Plaza, Burtonsville Town Square
The new pocket plaza has attractive seating and landscaping, but it's in the middle of a parking lot.
Public Art Safe Door 2
Public art in the new pocket plaza at Burtonsville Town Square. 

However, I came by on a pleasant, cloudless, 82-degree summer afternoon and the space was empty. Why? It's in the middle of a parking lot, placed as an afterthought in an awkward spot where no more spaces could fit. This means that customers are unlikely to pass through the space on foot, because it's far from most of the shops and restaurants in the shopping center. 

Not only that, but customers probably won't walk through a boring, empty parking lot to sit here. And as a privately-owned space, it's meant only for customers of Burtonsville Town Square, meaning those visiting businesses along Route 198 can't go there either. The problem with Burtonsville's village center isn't a lack of retail. 

Burtonsville Town Square developer Chris Jones has cannibalized the community's existing businesses, leaving an existing shopping center half-empty and in need of government assistance. Meanwhile, shoppers are already traveling two exits up Route 29 to Maple Lawn, a pedestrian-oriented, mixed-use complex with upscale stores and restaurants that directly competes with Burtonsville for customers. 

What Burtonsville really lacks is a sense of place. It has great ethnic restaurants and long-standing family businesses, but they're obscured by a mess of cracked parking lots and congested highways. These assets deserve to shine, and to do so, they need attractive storefronts, streets that slow traffic and encourage people to look around, and legitimate public gathering places. 

As Montgomery County planners work to create a neighborhood plan to revitalize Burtonsville's village center, these are the goals they should seek to accomplish.


Steve Ammann said...

This is still a start. I feel like this post is really negative, but at least Burtonsville is trying to move forward and improve the area. As far as the parking lot is concerned, it is slated to be paved in the next few weeks. Burtonsville will never be Rockville, but at least its trying to make itself more beautiful. Let's focus on the positive...

Dr. F. said...

Chris Jones, the developer of Burtonsville Town Square (or whatever the hell he calls it) is a pox on Burtonsville. The one thing Burtonsville had that drew visitors from across the DMV, was the Amish Market, which he cluelessly forced out, along with the Post Office. What's left is a Giant (which we already had), a MOCO liquor store (ditto), a Dunky Dee's (ditto), and a single restaurant (Zen).

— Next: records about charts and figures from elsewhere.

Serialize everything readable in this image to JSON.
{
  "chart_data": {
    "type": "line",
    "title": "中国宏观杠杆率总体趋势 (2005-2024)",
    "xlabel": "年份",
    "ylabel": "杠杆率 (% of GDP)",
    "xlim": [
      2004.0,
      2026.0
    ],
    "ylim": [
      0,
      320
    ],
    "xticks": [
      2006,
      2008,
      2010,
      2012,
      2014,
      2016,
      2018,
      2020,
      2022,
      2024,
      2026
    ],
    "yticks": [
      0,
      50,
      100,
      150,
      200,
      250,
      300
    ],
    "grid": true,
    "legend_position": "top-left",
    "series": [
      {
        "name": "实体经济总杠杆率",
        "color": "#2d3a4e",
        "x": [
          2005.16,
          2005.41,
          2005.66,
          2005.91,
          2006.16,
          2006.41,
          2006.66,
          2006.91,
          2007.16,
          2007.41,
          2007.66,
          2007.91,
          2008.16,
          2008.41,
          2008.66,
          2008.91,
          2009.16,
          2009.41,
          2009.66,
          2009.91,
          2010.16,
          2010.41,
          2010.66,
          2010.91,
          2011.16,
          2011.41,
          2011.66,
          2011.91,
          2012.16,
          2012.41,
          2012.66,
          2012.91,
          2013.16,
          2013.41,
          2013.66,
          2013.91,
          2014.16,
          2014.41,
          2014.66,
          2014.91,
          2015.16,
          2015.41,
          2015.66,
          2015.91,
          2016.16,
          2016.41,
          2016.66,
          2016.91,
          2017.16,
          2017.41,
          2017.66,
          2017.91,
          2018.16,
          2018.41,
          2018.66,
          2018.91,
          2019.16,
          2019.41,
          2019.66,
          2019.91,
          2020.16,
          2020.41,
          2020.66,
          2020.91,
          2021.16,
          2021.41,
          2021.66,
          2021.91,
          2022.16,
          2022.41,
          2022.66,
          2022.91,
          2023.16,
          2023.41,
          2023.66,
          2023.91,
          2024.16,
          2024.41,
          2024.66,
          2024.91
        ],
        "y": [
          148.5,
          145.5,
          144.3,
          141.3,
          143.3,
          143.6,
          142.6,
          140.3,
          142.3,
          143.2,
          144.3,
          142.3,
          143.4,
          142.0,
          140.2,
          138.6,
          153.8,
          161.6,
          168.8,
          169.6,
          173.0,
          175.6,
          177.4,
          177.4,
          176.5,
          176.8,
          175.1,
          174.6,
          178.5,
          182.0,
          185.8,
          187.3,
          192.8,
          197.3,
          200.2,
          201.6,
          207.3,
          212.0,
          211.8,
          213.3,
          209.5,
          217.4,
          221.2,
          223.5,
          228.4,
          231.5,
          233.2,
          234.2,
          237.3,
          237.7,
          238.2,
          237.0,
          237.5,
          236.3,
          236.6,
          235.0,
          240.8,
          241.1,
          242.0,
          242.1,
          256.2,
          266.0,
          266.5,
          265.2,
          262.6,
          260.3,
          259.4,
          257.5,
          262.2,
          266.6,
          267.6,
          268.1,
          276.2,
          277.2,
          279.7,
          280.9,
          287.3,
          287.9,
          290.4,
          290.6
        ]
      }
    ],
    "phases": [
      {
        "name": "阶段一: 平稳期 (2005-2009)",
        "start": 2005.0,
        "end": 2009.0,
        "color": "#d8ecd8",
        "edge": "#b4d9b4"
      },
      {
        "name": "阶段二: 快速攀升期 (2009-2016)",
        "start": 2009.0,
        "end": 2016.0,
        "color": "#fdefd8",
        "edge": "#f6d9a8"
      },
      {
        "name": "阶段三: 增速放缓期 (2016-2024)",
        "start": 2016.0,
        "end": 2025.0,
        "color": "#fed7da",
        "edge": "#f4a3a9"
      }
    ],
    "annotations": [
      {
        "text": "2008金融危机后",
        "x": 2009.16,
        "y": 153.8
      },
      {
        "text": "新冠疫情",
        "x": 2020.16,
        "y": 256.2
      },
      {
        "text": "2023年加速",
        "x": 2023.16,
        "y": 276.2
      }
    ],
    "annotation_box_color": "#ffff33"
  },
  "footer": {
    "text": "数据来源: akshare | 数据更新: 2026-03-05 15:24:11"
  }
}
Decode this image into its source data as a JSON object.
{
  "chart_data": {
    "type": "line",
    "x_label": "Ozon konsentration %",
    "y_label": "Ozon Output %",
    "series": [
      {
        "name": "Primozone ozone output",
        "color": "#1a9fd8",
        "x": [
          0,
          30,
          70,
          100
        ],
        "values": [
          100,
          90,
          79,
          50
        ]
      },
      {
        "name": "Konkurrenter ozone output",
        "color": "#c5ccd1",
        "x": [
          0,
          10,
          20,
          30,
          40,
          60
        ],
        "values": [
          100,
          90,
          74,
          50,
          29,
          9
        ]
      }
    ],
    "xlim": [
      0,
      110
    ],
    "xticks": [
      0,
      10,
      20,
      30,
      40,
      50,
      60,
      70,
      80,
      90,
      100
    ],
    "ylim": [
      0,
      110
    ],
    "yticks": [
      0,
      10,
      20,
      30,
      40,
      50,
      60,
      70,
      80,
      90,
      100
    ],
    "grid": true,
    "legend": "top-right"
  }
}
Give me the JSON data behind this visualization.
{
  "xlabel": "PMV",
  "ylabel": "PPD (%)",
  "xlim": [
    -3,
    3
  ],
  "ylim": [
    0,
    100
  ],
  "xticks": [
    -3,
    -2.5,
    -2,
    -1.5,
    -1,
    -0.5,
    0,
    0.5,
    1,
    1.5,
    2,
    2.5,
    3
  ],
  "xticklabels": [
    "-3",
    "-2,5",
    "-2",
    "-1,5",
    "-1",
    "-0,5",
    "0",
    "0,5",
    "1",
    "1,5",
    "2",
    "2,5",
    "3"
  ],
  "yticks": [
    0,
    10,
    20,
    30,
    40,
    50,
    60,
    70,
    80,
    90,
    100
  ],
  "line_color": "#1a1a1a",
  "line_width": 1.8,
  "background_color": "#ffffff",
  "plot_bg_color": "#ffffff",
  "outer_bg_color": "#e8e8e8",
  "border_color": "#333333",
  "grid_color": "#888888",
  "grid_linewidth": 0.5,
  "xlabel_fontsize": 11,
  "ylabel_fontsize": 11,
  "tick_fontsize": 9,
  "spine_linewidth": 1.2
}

Now the older mall across the street is a ghost town and the mom & pop Beer & Wine store is the latest merchant about to bail. Jones had an opportunity to build an actual town square with the types of pedestrian access and gathering spaces you have long championed, Dan, but he chose instead to build yet another irrelevant strip mall.

Wish he had listened to you more, Dan. He's Burtonsville's answer to Dan Snider, money totally lacking in vision.